Он поглядел на Илью.

– Сына, ты меня хоть проводишь? У меня обратный билет на седьмое августа. Так же с Казанского, а?

– Да. Провожу.

Оба снова замолчали.

Какое-то время они так и сидели, не говоря ни слова. Смотрели, как блестит день и листья на деревьях. По бульвару прогуливались молодые люди, родители с детьми; они улыбались и щурились от солнечного света.

– Знаешь, когда твоя мать тебя забрала, – заговорил мужчина, глядя в какую-то невидимую для других точку, – я восемь лет на стакане. Чуть не помер, – он утер лицо платком. – Спасибо соседям, здорово выручали. Очнулся через восемь лет. Ни хера не помню, что было. Все как в тумане или в черноте… не знаю. Помню, какое-то время хотелось сдохнуть, потом нет.

Он примолк, затем махнул рукой.

– А-а-а… Словами никогда. Я ехал, столько думал сказать тебе, спросить, а теперь все повылетало.

Илья посмотрел на лицо мужчины – того будто держали за горло.

– Пошли обратно, – сказал Илья и встал со скамейки.

Они возвращались той же дорогой, той же теневой стороной. Шли рядом и почти не разговаривали.

На углу улицы мужчина сошел с жаркого тротуара и присел на ограждение. Он тяжело дышал. Расстегнул еще шире ворот рубашки, вытащил из кармана платок и отер налившееся кровью лицо. Воздух густел от жары. Над низкорослыми домами торчала из дворов колокольня. А выше, где-то в безоблачном, ярком небе, гудел самолет.

– Мам! – крикнул мальчик лет семи, прыгнув под дерево рядом с ними. – Мам, когда Чапик умрет, давай похороним его здесь, – и он ударил ножкой землю.

– Почему вдруг Чапик должен умереть? – спросила молодая женщина, не останавливаясь.

– Ну, когда умрет, пожалуйста. Тогда мы всегда будем проходить мимо него, – крикнул мальчик вдогонку своей матери и побежал за нею.

Мужчина проводил пацана взглядом, отвернулся и сплюнул в пыль. Затем встал.

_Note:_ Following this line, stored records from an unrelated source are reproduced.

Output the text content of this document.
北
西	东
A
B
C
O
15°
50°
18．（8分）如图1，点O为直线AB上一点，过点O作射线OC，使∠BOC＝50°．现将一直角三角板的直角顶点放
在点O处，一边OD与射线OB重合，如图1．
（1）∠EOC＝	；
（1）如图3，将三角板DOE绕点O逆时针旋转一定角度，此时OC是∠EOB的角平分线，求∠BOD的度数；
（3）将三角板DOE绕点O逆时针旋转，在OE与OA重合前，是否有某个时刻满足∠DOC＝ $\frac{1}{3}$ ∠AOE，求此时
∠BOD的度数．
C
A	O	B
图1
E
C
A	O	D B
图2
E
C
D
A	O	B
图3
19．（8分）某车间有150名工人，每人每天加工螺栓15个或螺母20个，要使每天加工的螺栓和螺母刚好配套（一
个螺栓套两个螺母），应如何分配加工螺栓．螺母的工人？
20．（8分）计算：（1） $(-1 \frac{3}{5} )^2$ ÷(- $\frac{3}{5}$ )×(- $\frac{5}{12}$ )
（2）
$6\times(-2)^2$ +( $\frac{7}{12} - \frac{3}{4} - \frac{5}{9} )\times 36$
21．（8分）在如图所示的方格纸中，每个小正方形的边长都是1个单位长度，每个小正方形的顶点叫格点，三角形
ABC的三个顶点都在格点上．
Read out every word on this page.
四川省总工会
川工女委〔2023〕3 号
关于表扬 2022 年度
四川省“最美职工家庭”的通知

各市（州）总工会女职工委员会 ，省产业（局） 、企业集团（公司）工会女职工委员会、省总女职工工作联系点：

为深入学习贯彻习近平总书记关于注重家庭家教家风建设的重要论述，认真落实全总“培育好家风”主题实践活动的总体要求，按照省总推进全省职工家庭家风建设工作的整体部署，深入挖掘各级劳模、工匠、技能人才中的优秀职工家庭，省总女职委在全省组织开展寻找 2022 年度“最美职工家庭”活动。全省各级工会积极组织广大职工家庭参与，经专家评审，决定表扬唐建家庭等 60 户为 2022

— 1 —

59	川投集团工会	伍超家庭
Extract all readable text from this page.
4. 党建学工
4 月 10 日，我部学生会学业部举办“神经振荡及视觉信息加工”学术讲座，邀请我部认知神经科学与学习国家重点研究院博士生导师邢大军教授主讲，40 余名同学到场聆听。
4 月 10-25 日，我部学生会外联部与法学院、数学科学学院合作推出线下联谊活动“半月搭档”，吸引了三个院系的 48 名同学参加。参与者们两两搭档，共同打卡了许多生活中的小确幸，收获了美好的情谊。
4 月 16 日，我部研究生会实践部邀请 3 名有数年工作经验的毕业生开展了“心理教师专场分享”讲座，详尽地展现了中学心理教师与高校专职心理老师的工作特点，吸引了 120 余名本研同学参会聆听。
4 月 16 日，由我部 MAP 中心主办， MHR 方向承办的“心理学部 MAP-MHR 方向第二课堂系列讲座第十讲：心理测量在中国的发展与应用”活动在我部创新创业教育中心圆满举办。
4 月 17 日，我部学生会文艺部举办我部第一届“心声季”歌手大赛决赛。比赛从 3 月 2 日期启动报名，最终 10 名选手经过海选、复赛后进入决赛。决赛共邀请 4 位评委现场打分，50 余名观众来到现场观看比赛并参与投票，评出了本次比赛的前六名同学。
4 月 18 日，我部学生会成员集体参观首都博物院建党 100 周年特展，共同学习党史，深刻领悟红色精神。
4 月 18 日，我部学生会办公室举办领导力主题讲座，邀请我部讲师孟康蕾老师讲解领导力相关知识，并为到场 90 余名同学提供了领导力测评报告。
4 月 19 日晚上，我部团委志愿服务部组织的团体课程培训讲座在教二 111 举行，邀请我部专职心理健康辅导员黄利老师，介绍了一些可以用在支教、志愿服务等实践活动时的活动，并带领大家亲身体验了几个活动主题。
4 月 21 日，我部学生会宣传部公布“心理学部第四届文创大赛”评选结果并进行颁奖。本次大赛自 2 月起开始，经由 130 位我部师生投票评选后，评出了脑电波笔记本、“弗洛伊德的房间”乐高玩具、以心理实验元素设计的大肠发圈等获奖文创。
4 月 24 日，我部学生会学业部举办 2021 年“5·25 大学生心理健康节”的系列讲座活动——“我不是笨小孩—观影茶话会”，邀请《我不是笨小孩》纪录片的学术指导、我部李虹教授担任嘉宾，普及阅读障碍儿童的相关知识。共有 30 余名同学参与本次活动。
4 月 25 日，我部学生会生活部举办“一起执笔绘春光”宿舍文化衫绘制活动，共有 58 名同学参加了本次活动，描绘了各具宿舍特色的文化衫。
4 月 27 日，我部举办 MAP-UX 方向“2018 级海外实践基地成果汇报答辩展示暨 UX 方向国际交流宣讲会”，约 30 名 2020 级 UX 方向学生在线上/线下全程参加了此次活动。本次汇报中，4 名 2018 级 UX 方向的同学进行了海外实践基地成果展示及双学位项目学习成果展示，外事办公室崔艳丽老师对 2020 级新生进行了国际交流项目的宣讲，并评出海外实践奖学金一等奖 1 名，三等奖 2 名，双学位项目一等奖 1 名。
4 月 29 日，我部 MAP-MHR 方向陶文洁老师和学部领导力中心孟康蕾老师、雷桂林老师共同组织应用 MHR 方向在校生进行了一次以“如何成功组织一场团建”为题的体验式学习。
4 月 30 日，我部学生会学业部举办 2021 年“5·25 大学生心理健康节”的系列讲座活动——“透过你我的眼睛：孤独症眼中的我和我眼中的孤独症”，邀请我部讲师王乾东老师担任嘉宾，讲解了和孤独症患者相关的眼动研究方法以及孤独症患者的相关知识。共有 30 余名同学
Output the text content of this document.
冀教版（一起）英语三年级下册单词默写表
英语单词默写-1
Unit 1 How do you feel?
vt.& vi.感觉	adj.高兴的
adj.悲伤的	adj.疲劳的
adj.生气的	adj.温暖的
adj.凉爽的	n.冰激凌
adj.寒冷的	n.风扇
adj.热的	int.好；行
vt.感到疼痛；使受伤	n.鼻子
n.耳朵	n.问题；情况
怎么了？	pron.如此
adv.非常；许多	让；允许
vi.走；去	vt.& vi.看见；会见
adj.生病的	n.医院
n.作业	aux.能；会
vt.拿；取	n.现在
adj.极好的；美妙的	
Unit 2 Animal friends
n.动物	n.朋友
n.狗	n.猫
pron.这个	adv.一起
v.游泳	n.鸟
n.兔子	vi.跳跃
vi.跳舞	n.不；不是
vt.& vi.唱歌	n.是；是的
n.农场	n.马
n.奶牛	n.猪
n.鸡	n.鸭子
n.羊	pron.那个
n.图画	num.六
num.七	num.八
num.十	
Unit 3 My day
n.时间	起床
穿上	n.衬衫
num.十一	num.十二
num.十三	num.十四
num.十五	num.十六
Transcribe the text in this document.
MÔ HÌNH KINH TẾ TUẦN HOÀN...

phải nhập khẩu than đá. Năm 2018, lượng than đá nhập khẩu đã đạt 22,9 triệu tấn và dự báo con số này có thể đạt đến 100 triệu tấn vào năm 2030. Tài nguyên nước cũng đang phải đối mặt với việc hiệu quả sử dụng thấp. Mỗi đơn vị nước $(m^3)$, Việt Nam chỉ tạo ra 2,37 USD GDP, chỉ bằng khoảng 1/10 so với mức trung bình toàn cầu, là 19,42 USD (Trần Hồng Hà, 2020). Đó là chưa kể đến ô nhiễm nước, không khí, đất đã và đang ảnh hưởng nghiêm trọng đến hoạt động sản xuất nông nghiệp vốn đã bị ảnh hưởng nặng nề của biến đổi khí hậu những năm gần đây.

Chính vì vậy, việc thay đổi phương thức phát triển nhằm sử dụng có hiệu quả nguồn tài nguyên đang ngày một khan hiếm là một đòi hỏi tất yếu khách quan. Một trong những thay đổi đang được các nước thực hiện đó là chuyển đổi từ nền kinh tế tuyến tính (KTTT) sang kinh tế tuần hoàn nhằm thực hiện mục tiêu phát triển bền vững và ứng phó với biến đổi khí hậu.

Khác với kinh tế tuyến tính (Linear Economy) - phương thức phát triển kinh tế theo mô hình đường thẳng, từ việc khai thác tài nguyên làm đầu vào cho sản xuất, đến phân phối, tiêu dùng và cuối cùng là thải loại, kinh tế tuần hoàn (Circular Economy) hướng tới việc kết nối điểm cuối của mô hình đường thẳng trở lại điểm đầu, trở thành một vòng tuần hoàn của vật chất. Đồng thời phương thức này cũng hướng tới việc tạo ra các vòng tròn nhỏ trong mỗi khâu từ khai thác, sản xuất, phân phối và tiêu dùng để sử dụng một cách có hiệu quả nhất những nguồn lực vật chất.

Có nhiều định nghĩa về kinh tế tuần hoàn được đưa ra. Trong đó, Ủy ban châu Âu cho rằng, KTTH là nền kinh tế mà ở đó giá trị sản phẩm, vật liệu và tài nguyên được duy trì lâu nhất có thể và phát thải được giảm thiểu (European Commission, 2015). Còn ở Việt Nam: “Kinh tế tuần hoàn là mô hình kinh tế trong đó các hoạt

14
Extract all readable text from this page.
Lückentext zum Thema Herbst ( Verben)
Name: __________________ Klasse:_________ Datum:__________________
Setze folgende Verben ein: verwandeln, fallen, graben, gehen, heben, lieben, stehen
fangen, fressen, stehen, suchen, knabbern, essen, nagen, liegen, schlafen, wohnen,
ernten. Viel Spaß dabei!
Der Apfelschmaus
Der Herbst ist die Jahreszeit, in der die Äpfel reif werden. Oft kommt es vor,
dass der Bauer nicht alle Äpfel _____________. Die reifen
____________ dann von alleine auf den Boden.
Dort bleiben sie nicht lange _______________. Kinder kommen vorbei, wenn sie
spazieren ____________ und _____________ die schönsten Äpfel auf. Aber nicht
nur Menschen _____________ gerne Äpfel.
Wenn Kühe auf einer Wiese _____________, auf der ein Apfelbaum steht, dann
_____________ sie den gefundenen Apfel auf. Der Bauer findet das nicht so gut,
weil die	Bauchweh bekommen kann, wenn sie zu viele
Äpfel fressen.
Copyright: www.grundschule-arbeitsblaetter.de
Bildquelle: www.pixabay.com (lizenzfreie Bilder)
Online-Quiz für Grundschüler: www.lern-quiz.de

Пронизанный светом город плыл в зное. Тут и там в кустах валялись дворняги, выронив из розовых пастей подвижные языки.

– Может, зайдешь? – спросил мужчина, когда они подошли к дому.

– Нет. Мне надо ехать.

– Так что же дальше? – негромко произнес мужчина.

– А что дальше?

– Сына, приезжай, пожалуйста.

Илья обнял его.

– Пока. Я сделаю, что смогу. Постараюсь.

Молодой человек развернулся и пошел прочь. Через несколько шагов он оглянулся – у подъезда никого не было. Тогда он обошел дом и посмотрел на окно первого этажа. Закурил, не отводя от окна взгляда, сделал пару глубоких затяжек, – белые занавески были плотно сомкнуты и не шелохнулись. Он направился к автобусной остановке. Проходя через дворы, мимо площадки для мусора, он поморщился от запаха, достал из кармана зажигалку и бросил в бак. Она глухо стукнулась о стенку контейнера, утонув в отходах. Он пошел дальше.

День был огромный. Солнце безжалостно палило, и это было замечательно.

Когда он вернулся домой, его сосед по квартире, точно знающий, что все болезни из-за мяса и только из-за мяса, спросил Илью, почему от него так воняет.